I have done plenty of hard things, but the “our baby is in a spica cast” season was particularly hard. Sleep deprived and overwhelmed with small kids and a new baby that had no normal days, I felt like I was constantly on the edge.
What these pictures don’t show are the tears and the anger and the sleepless nights. The back pain from carrying her everywhere in that heavy cast, constantly worrying about her comfort, feeling like we couldn’t do it another day, and the urine burns that we found when the cast came off.
I learned a lot during those months- like how to line the sharp edges with moleskin, how to handle diaper blowouts on a whole new level and how to take a baby places that can’t bend and won’t fit in any standard car seat, stroller or high chair.
But the biggest lesson I learned is that I can do hard things. That God’s strength is perfected in my weakness and that He has given me everything I need, I just have to dig deep and use it.
For some people, resilience comes more naturally than for others, I get that. I have one very determined child and another who wants everything to come easy. But we all need to be able to do hard things, life can be hard. Resilience is a quality that will dictate the dreams we pursue, the culture of our marriage, the lessons we are modeling for our kids and the overall trajectory of contentment in our lives. If we haven’t cultivated much of it, we best get on that.
My friend told me a story the other day about a student in her first-grade class who (when faced with any challenging work) puts her head on her desk, says, “this is too hard” and then gives up. She actually has the knowledge and the skills required for the work and is capable of it, but something in her wants to bail when things get hard.
Thankfully her teacher (my friend) is fabulous. She listens and helps and ultimately taught this student to say to herself, “my name is ….and I can do hard things.” These days you can hear her across the room pushing through hard tasks and telling herself that she can do hard things. That script is being re-written and I believe it will change countless things for that 6-year-old.
My teacher friend is saying the same thing to herself, and I am saying it to myself. We all need to be reminded that we are resilient and that we have a creator that knows our hearts and wants to give us the strength to overcome. He wants us to find the golden threads He is weaving into us.

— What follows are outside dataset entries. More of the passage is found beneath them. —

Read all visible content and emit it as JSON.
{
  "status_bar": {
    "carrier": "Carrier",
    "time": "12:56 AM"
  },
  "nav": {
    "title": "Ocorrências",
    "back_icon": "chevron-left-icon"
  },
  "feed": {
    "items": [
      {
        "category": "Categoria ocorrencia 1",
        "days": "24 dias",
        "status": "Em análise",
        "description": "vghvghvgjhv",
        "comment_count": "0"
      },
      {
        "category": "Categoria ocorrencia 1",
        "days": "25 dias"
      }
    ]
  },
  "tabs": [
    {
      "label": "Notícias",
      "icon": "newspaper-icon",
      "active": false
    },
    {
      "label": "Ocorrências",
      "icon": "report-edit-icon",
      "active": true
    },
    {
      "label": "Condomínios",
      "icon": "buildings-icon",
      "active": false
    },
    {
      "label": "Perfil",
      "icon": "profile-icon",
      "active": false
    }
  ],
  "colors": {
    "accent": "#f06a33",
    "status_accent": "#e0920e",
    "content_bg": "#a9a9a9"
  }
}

I am not an advocate for pretending hard things are not hard. I believe in admitting when we are struggling, no matter how silly we think it sounds or how horrific it truly is. Voicing what feels hard can relieve some of its power over us. It allows us to get support, lean into the strength that is made perfect in our weakness and frankly, just tell the truth and not be alone in it. But then what? We have to forge a way through. And the first step is believing there is a way through.